Well, it no longer goes into the run loop, but now it doesn't send OPTIONS packets at all, and NAT times out after about 10 minutes on my networks, cutting off my phone calls.
I verified that backing out the patch in comment#29 fixes the NAT timeout problem (resulting in phone calls getting cut off) - but brings back the run loop problem. So comment#29 is not the correct fix.
It is fixed by a later commit. Check 4.0.1 once it appears in fedora and close this bug afterwards. Thank you for bug reporting so far.
ptlib-2.10.10-1.fc17,opal-3.10.10-1.fc17,ekiga-4.0.1-1.fc17 has been submitted as an update for Fedora 17. https://admin.fedoraproject.org/updates/ptlib-2.10.10-1.fc17,opal-3.10.10-1.fc17,ekiga-4.0.1-1.fc17
ptlib-2.10.10-1.fc18,opal-3.10.10-1.fc18,ekiga-4.0.1-1.fc18 has been submitted as an update for Fedora 18. https://admin.fedoraproject.org/updates/ptlib-2.10.10-1.fc18,opal-3.10.10-1.fc18,ekiga-4.0.1-1.fc18
Package ptlib-2.10.10-1.fc17, opal-3.10.10-1.fc17, ekiga-4.0.1-1.fc17: * should fix your issue, * was pushed to the Fedora 17 testing repository, * should be available at your local mirror within two days. Update it with: # su -c 'yum update --enablerepo=updates-testing ptlib-2.10.10-1.fc17 opal-3.10.10-1.fc17 ekiga-4.0.1-1.fc17' as soon as you are able to. Please go to the following url: https://admin.fedoraproject.org/updates/FEDORA-2013-2890/ptlib-2.10.10-1.fc17,opal-3.10.10-1.fc17,ekiga-4.0.1-1.fc17 then log in and leave karma (feedback).

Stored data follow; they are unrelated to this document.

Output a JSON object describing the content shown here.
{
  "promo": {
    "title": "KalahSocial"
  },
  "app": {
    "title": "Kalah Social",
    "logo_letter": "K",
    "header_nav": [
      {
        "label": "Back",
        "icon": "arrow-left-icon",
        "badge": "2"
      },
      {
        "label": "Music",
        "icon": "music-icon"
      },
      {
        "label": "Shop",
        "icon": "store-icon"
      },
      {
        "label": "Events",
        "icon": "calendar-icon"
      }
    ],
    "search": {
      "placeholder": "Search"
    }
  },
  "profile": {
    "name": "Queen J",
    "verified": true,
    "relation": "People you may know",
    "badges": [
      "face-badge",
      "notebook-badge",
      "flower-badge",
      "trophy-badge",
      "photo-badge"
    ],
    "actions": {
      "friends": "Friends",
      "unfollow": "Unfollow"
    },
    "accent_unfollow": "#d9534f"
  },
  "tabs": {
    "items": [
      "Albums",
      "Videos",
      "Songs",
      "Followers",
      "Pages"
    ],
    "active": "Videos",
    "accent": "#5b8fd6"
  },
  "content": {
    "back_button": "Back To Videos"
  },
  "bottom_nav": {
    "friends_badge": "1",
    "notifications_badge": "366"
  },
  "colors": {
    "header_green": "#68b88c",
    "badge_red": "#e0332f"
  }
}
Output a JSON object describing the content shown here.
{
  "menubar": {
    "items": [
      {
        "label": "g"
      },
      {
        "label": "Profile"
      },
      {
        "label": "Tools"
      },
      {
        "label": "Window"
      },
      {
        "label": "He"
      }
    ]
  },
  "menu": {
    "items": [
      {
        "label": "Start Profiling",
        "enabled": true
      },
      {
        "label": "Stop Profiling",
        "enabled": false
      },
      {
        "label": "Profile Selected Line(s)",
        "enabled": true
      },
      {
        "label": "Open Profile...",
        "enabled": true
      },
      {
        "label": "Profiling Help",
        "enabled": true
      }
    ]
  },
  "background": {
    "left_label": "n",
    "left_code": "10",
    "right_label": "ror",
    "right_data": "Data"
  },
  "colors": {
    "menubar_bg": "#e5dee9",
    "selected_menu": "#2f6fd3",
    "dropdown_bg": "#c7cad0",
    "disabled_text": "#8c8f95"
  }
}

ptlib-2.10.10-1.fc18, opal-3.10.10-1.fc18, ekiga-4.0.1-1.fc18 has been pushed to the Fedora 18 stable repository. If problems still persist, please make note of it in this bug report.
ptlib-2.10.10-1.fc17, opal-3.10.10-1.fc17, ekiga-4.0.1-1.fc17 has been pushed to the Fedora 17 stable repository. If problems still persist, please make note of it in this bug report.